I had the most unique commencement ceremony when I graduated high school. Very few people wore cap and gown. As it was a performing arts school, section "8a" in the handbook stated, "Thou shalt act as weird as thou can whilst thou graduateth from the School of the Arts." No kidding, I swear it was in there! Well, perhaps not, but one would have thought it to look at the strange collage of youngsters raring to go out into the world and become "professional starving artists." For example, I wore a cap....with the tassel standing straight up and a clown nose, and I twisted animal balloons throughout the event.

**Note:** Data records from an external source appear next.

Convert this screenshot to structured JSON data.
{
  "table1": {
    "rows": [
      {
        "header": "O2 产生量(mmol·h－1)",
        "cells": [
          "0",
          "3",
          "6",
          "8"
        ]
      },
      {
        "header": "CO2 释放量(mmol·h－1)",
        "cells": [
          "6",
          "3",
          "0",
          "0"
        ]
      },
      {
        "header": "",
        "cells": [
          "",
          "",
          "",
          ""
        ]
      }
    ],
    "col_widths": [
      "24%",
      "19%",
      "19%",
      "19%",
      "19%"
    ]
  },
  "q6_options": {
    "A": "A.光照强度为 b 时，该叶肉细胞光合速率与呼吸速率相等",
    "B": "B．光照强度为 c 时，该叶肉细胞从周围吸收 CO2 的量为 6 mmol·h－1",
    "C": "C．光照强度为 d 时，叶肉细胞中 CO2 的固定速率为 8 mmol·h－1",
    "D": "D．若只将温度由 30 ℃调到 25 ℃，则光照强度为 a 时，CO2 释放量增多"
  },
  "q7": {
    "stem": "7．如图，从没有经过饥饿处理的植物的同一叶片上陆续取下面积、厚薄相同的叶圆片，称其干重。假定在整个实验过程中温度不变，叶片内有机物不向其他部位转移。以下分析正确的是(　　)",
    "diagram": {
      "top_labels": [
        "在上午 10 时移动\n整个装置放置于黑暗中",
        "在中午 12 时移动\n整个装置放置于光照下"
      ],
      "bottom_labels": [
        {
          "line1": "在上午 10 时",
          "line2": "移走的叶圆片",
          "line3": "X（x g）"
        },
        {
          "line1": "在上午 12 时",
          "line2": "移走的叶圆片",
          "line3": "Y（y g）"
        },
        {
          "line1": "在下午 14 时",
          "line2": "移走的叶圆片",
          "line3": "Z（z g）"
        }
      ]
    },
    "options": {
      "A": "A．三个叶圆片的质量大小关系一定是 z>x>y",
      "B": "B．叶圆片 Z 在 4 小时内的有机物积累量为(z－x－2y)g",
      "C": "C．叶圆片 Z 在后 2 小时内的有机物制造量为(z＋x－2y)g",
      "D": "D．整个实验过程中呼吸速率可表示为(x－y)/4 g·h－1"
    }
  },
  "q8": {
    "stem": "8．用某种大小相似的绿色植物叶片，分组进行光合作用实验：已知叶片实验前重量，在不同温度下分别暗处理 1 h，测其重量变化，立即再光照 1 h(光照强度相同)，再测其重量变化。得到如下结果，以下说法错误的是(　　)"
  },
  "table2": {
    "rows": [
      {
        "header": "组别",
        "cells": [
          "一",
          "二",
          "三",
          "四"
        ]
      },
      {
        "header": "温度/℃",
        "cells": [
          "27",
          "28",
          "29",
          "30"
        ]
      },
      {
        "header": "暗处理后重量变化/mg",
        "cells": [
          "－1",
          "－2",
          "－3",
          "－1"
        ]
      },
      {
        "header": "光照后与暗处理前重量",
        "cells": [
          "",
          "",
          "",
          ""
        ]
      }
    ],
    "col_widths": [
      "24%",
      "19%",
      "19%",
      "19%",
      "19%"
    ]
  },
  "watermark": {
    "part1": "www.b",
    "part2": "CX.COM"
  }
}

My school is known for having exciting speakers at commencement. My class was no exception. We had an extremely well-known actress whose work I have continued to enjoy over the years. She was witty, sincere and encouraging. The message she had for us was simple.
"Get a life."
She talked about the importance of not taking our work home. As artists, we would need to have interests and social settings that would not be connected to our work as performers in order to lead healthy and balanced lives.
I have had this quote tattooed on my mind ever since. It has saved me on a number of occasions. I cannot imagine what I would do without my interests that have nothing to do with that which I work at thirty hours a week. Oftentimes, It is extremely difficult to leave work at work. I had a co-worker a few years ago who had an interesting way of handling this. When conversation continually shifted towards our job, he would eventually say, "Ok, that's enough shop-talk. We're going to talk about something else now." Every time the conversation would drift back it was, "Nope. No shop-talk!" I love that way of thinking of it.
Like so many things, "getting a life" takes practice. It's frightening to put myself out there. I have always been an outgoing person, and few who know me would ever categorize me as "shy," but when I am out of my element, I freeze. I can crawl into my shell so quickly that one could ask, "who's that mope in the corner?!?" I have found that if I present myself with confidence, self awareness and respect for others, people are likely to meet me at least forty percent of the way. I've always said that as long as someone is willing to give at least that much, I will happily give the other sixty percent and see where it goes. After all, who knows where the next lifelong friendship may be found? The next mentor? The next employer?!? Is it not at least worth it to try and see? Networking is imperative in the performing arts. Some think of it only as a business tool, but I would advise anyone who sees it this way to take the leap and branch out.
I am afraid that one of the stereotypes dancers face is that of being snobby and overly self-absorbed. I know this to be a great misconception because I have come to know many genuinely wonderful and generous people throughout my time with the ballet company. I can see however, where this image comes from. If from an early age, we aren't pushed and encouraged to branch out and open up to others who aren't exactly like us, we have to create this skill later on in life. This is a huge flaw in our isolating training as dancers. I am not sure where or how to solve this, but I do know that I will do my small part and strive to encourage my students(and anyone else for that matter) to move beyond their comfort zone and "Get a life."